Featured picture: Powerful crab larva

Mantis Shrimp
(Image: Jacob Harrison)

This crab larva is only two millimeters in size and is still largely transparent. But that doesn’t mean she’s defenseless: her tentacles, which are splayed to the side, can strike with enormous force.

The mantis shrimp (Gonodactylaceus falcatus) is a marine animal, but has a lot in common with an insect living on land: the praying mantis. Like them, the crab uses folded, lightning-fast fangs to hunt its prey. While the fishing insect lurking on plants grabs its prey with its fangs, the crab, which is up to 30 centimeters tall, uses its front legs much more brutally: it kills the prey with it.

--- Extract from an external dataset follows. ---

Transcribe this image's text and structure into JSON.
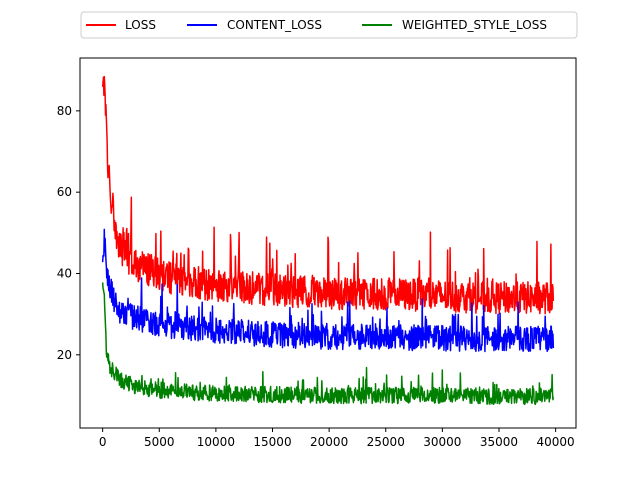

The forward movement of the crab fangs develops the force of a pistol bullet and reaches speeds of up to 23 meters per second. This is around 40 times faster than the blink of an eye and makes the butterflies of these crabs one of the fastest movements in the animal kingdom.

The mantis shrimp larva shown in this photo is only a week old and around two millimeters in size. But she, too, already has the typical tentacles of her kind, they are quietly folded under her head, but can be seen here unfolded to the side. At what point these larvae start performing the typical striking maneuver, however, has so far been unclear. Researchers led by Jacob Harrison from Duke University in the USA have now investigated. To do this, they raised cancer larvae in the laboratory and regularly observed their behavior under the microscope.

It turned out that the crab larvae can strike after around nine to 15 days – around the time their yolk sac has been used up and they have to provide themselves with food. Similar to their adult conspecifics, they generate their smashing blow by tensing the muscles of their tentacles and then fixing them in the bent position by deforming their armor. If you then release this lock, the stored energy is released in one fell swoop and the tentacles snap forward.

With an average speed of 0.385 meters per second, the larvae moved their flares only slightly more slowly than the adult crabs. “They reach amazing speeds and impressive accelerations in relation to their height,” says Harrison.